HUDSON–Health Home funding cuts, Recovery Services and temporary housing received attention at the Columbia County Community Services Board meeting Wednesday, March 28.
A state Health Department brochure described the Health Home program as “a group of health care and service providers working together to make sure” Medicaid-eligible individuals receive the care and services they need. Each person enrolled in a Health Home program gets a care manager who works with the person to set up a care plan and appointments for services like medical, substance abuse, housing, transportation and public assistance. Health Home is credited with reducing the amount spent in New York on in-patient care, emergency room care, and “preventable hospital re-admissions.”
To get Health Home care managers, the state contracts with Health Home organizations, which in turn contract with care management agencies. The Health Home organization serving Columbia and Greene counties is the Hudson River Health Care/Community Care Collaborative.
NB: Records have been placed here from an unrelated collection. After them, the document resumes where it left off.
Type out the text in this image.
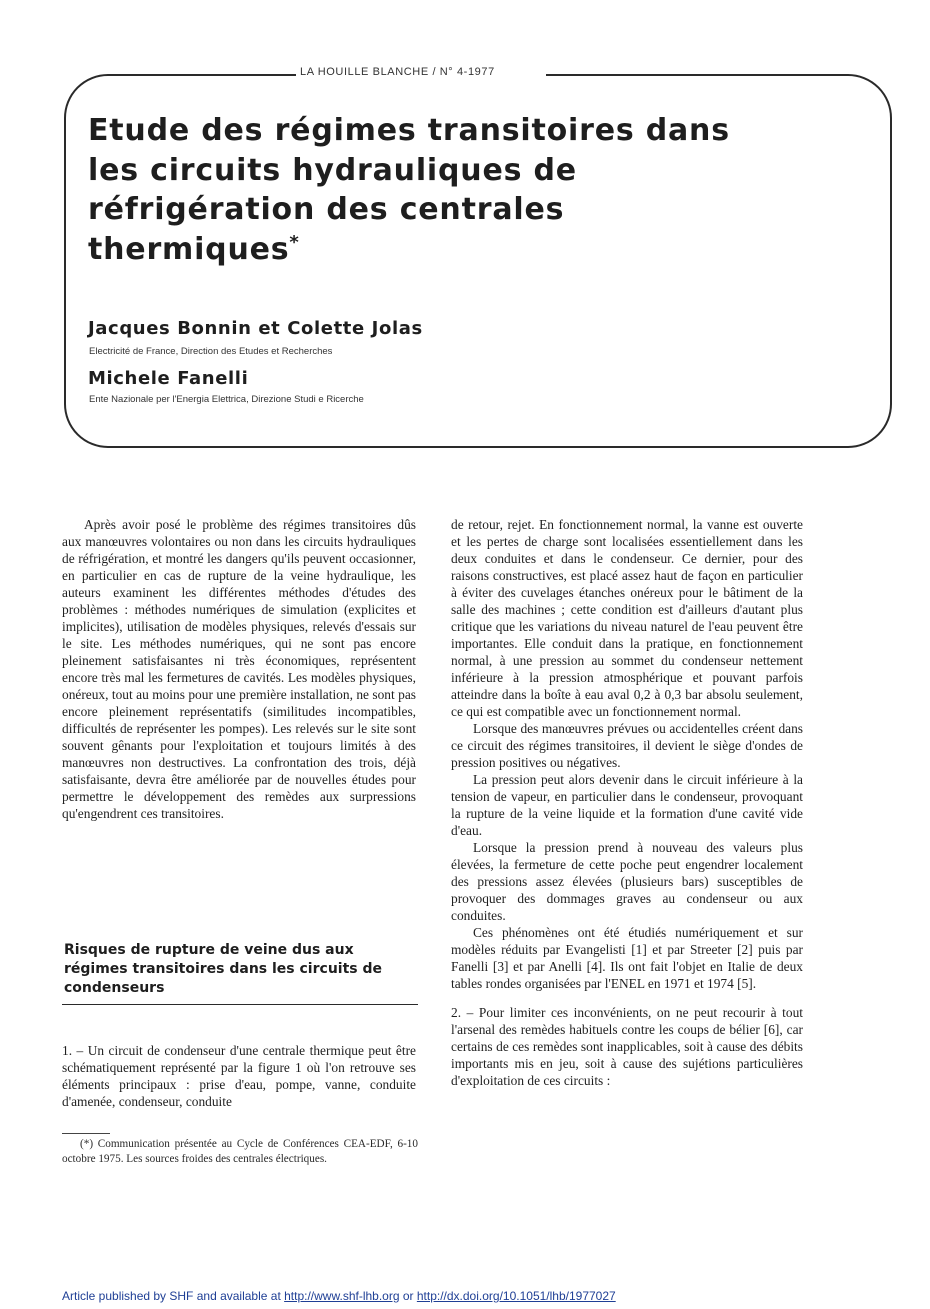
LA HOUILLE BLANCHE / N° 4-1977
Etude des régimes transitoires dans les circuits hydrauliques de réfrigération des centrales thermiques*
Jacques Bonnin et Colette Jolas
Electricité de France, Direction des Etudes et Recherches
Michele Fanelli
Ente Nazionale per l'Energia Elettrica, Direzione Studi e Ricerche

Après avoir posé le problème des régimes transitoires dûs aux manœuvres volontaires ou non dans les circuits hydrauliques de réfrigération, et montré les dangers qu'ils peuvent occasionner, en particulier en cas de rupture de la veine hydraulique, les auteurs examinent les différentes méthodes d'études des problèmes : méthodes numériques de simulation (explicites et implicites), utilisation de modèles physiques, relevés d'essais sur le site. Les méthodes numériques, qui ne sont pas encore pleinement satisfaisantes ni très économiques, représentent encore très mal les fermetures de cavités. Les modèles physiques, onéreux, tout au moins pour une première installation, ne sont pas encore pleinement représentatifs (similitudes incompatibles, difficultés de représenter les pompes). Les relevés sur le site sont souvent gênants pour l'exploitation et toujours limités à des manœuvres non destructives. La confrontation des trois, déjà satisfaisante, devra être améliorée par de nouvelles études pour permettre le développement des remèdes aux surpressions qu'engendrent ces transitoires.

Risques de rupture de veine dus aux régimes transitoires dans les circuits de condenseurs

1. – Un circuit de condenseur d'une centrale thermique peut être schématiquement représenté par la figure 1 où l'on retrouve ses éléments principaux : prise d'eau, pompe, vanne, conduite d'amenée, condenseur, conduite

(*) Communication présentée au Cycle de Conférences CEA-EDF, 6-10 octobre 1975. Les sources froides des centrales électriques.

de retour, rejet. En fonctionnement normal, la vanne est ouverte et les pertes de charge sont localisées essentiellement dans les deux conduites et dans le condenseur. Ce dernier, pour des raisons constructives, est placé assez haut de façon en particulier à éviter des cuvelages étanches onéreux pour le bâtiment de la salle des machines ; cette condition est d'ailleurs d'autant plus critique que les variations du niveau naturel de l'eau peuvent être importantes. Elle conduit dans la pratique, en fonctionnement normal, à une pression au sommet du condenseur nettement inférieure à la pression atmosphérique et pouvant parfois atteindre dans la boîte à eau aval 0,2 à 0,3 bar absolu seulement, ce qui est compatible avec un fonctionnement normal.

Lorsque des manœuvres prévues ou accidentelles créent dans ce circuit des régimes transitoires, il devient le siège d'ondes de pression positives ou négatives.

La pression peut alors devenir dans le circuit inférieure à la tension de vapeur, en particulier dans le condenseur, provoquant la rupture de la veine liquide et la formation d'une cavité vide d'eau.

Lorsque la pression prend à nouveau des valeurs plus élevées, la fermeture de cette poche peut engendrer localement des pressions assez élevées (plusieurs bars) susceptibles de provoquer des dommages graves au condenseur ou aux conduites.

Ces phénomènes ont été étudiés numériquement et sur modèles réduits par Evangelisti [1] et par Streeter [2] puis par Fanelli [3] et par Anelli [4]. Ils ont fait l'objet en Italie de deux tables rondes organisées par l'ENEL en 1971 et 1974 [5].

2. – Pour limiter ces inconvénients, on ne peut recourir à tout l'arsenal des remèdes habituels contre les coups de bélier [6], car certains de ces remèdes sont inapplicables, soit à cause des débits importants mis en jeu, soit à cause des sujétions particulières d'exploitation de ces circuits :

Article published by SHF and available at http://www.shf-lhb.org or http://dx.doi.org/10.1051/lhb/1977027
It contracts with four management agencies: the county Department of Human Services (DHS), the Alliance for Positive Health, Catholic Charities and the Mental Health Association of Columbia and Greene Counties.
These agencies have a good relationship with each other, said John Lyons, supervisor of Adult Care Coordination for the DHS.
Mr. Lyons supervises a care management team of seven: four full-time care managers, one half-time care manager and two additional staffers. It currently serves about 200 clients, all from Columbia County, Mr. Lyons said.
But now, Mr. Lyons warned, the federal government has reduced its funding and the state might also reduce its funding for Health Home programs. “What’s not known is what would a funding cut would result in,” said Michael Cole, County Director of Human Services, who listed a some possibilities: “Mergers? Higher caseloads? Clients dropped?”
On April 2, Mr. Lyons indicated by phone April 2, the funding cut is “looking like” $20 million.
Already the number of clients Health Home Care Managers have has grown from 12 to 20, under “an old model,” and up to 50 clients in some places, including Columbia County, said Mr. Lyons. At the last month’s meeting, Cristy Tutt, county planner for the DHS, said that in some counties, care managers just try to contact clients by phone, talk to them briefly if they reach them, and consider their work with the clients done. Some policy makers “see abuse” in this, but what causes care Managers to work like this is “overbooking,” she said.
About 40% of Health Home clients are designated “low acuity,” and “there has been talk of eliminating low acuity” clients, Mr. Lyons added. But he continued, “What if they are low acuity now because they’re getting good care now? I don’t know if folks really understand what our Health Home Care Coordinators contribute. We have some very vulnerable people and some great success stories.”
Amanda Pierro, director of peer services for the Mental Health Association, said some people might perceive the state as paying twice: for both Health Home and Managed Care. But “telephonic managed care companies are not a viable alternative,” he said.
Beth Schuster, executive director of Twin County Recovery Services, Inc., which works with individuals to reduce chemical dependency, announced that her organization is seeking new locations for both its men’s residence and its administrative offices. Twin County’s residences serve as halfway house for individuals recovering from addiction. The men’s house current location, on Hudson’s Columbia Street, is “out of room. People are doubled up,” she said.
The women’s residence is in Catskill. The administrative offices are currently on Hudson’s Power Avenue, where Twin Counties has an outpatient clinic. The organization is looking to expand its offices and needs an additional location for them.
Ms. Schuster also indicated that starting next month, she will go to the Department of Social Services building in Hudson regularly to let its new clients know about additional services available to them.
Regarding temporary housing for individuals who are homeless, Sarah Sterling, Supervisor of Hudson’s First Ward, reported that the Galvan Civic Motel now under construction needs water improvements before it can open. She also said that a new proposal suggests using trailers at 51 Middle Road. These two sites, both in Greenport, would together bring the county up to 34 additional units for temporary housing.
The Community Service Board’s next meeting is Wednesday, April 25, at noon at 325 Columbia Street.